Добавить в цитаты Настройки чтения

Страница 3 из 6



— По-моему, это хорошо написано. Хотя не знаю, что подумают другие. — Рут молчала. — Во всяком случае… видишь ли, я как-то не ожидала, что ты напишешь такую книгу.

— Вот как?

— Ты… ты знала кого-нибудь в колледже, кто делал аборт?

— Можно ведь узнать что угодно, если держать глаза и уши открытыми, разговаривать с людьми, слушать, что они рассказывают, и дополнять недосказанное воображением.

— Но эта девушка, которую ты описываешь, у которой роман… Разве так уж необходимы были все эти подробности?

— Мне хотелось написать возможно жизненнее и правдивее.

— Да, но… должна признаться, меня не раз бросало в краску. Собственно, там есть такие вещи, о которых даже я толком не знаю.

— Ну что ты, мама. Ты же родила троих детей.

— Во всяком случае, не знала, пока не вышла замуж.

— Времена меняются.

— Да.

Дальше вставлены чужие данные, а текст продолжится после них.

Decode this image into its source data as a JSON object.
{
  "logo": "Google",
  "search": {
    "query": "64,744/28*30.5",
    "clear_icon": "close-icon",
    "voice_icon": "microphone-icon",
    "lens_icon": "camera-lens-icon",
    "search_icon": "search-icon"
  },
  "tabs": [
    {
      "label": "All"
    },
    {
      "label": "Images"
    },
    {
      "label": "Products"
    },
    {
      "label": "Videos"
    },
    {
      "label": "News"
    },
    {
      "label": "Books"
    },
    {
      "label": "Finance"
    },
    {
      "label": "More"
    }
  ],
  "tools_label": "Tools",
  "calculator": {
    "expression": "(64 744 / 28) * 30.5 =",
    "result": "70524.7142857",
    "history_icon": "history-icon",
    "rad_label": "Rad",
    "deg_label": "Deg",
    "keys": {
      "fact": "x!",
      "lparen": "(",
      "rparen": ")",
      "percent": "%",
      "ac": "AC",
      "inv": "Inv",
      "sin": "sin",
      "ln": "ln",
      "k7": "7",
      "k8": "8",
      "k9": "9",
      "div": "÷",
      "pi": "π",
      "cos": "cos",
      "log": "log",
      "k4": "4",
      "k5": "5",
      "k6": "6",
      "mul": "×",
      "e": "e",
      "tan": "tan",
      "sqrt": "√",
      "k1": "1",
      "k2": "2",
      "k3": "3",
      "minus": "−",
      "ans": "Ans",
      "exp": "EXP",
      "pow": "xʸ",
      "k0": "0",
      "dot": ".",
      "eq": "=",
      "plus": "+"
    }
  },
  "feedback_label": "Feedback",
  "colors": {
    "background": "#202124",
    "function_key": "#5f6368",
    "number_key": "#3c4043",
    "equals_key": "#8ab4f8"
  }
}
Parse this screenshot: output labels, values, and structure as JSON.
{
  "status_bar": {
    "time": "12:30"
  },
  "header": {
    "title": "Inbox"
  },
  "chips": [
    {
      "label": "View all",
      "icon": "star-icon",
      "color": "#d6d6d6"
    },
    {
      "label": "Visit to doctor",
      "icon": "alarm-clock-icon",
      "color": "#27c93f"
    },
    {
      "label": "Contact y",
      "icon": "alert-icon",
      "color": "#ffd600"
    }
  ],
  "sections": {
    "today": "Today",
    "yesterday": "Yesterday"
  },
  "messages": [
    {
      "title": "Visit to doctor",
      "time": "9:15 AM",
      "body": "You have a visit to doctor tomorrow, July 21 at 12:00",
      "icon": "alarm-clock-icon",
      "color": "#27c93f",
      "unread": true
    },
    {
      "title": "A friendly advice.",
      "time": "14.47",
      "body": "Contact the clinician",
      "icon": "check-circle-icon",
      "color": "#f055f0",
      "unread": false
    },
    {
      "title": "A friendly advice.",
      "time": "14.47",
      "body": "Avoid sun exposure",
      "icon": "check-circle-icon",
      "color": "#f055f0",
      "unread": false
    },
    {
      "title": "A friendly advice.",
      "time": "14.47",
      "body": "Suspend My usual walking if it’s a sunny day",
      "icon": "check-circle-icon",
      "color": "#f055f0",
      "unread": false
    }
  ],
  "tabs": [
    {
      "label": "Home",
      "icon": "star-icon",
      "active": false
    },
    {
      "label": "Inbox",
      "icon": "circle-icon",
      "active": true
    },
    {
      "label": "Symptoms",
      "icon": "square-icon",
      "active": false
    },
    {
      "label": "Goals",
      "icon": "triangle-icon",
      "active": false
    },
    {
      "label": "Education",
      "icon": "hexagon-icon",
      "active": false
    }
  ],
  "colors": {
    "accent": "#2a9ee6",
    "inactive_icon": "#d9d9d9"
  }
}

Значит, я должна примириться — видимо, ничего другого мне не остается, как примириться с тем, что ты уже…

— Мама, — решительно прервала ее Рут, — книга — это книга, а моя личная жизнь никого не касается.

— Все равно, как подумаю, что ты подвергала себя смертельному риску… А я-то считала, что так хорошо воспитала тебя — всех вас троих.

— Извини, мама, но если ты называешь хорошим воспитанием то, что ты научила своих дочерей варить, жарить и шить, следила, чтобы они были сыты и одеты, заставляла их раз в неделю посещать церковь, но почти ничего не рассказала им о важнейших сторонах жизни, чего же тут удивляться, что они подвергаются смертельному риску, как только выходят из дома.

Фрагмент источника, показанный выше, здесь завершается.